You can add silly 3D effects to a pie chart, you can explode all the slices, you can compare multiple pie charts, you can use a legend instead of labeling the slices directly. This will probably render your graph useless, and make you look kind of dumb, but it is not the end of the world-as-we-know-it. But when making a pie chart there is something that you should never ever do, a capital sin that will make you burn in the hell of information visualization: using more than one variable in a single graph.

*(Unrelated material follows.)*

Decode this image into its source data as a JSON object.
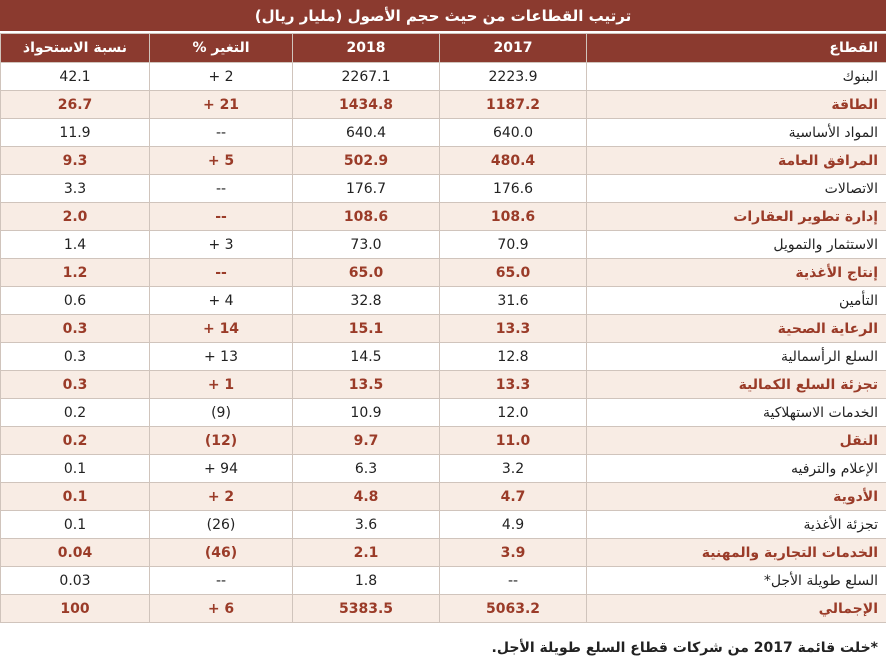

Well, since we are witnessing the end of the world-as-we-know-it, computer scientists at the University of Utah decided to give a little push, visualization-wise. They are designing a computer application “they hope eventually will allow news reporters and citizens to easily, interactively and visually [analyze] election results, political opinion polls or other surveys”. They boldly state that they “have developed new techniques for exposing complex relationships that are not obvious by usual methods of statistical analysis” (press release). And what are those new techniques? A doughnut chart:
The outer ring labels the series and the inner ring displays the data. Apparently you may add as many series as you wish and you can filter the results by socio-demographic characteristics.
This is the kind of joke that I would expect to be related to April Fool’s Day, but they seem to be serious about it. No one told them that showing part-of-a-whole is one of the few strenghts of circular charts, that when people see 52,7% they see a pie cut in half, not a quarter, that “whole” mean 100%, not 200% or 300%.
Regular readers know that I rarely utter such harsh comments on visualization ideas and applications (I even tried to create a dashboard using Crystal Xcelsius), but this is the stupidest idea of the year. They should know better (here are some tips).
By the way, I found this through a post by Sarah Perez at ReadWriteWeb. She writes: “unfortunately, the poll-analysis software isn’t quite ready for prime time. What a tease!” Fortunately, it is not! And judging from other posts, they could use an information visualization consultant.
Well, perhaps I’m missing something. Am I?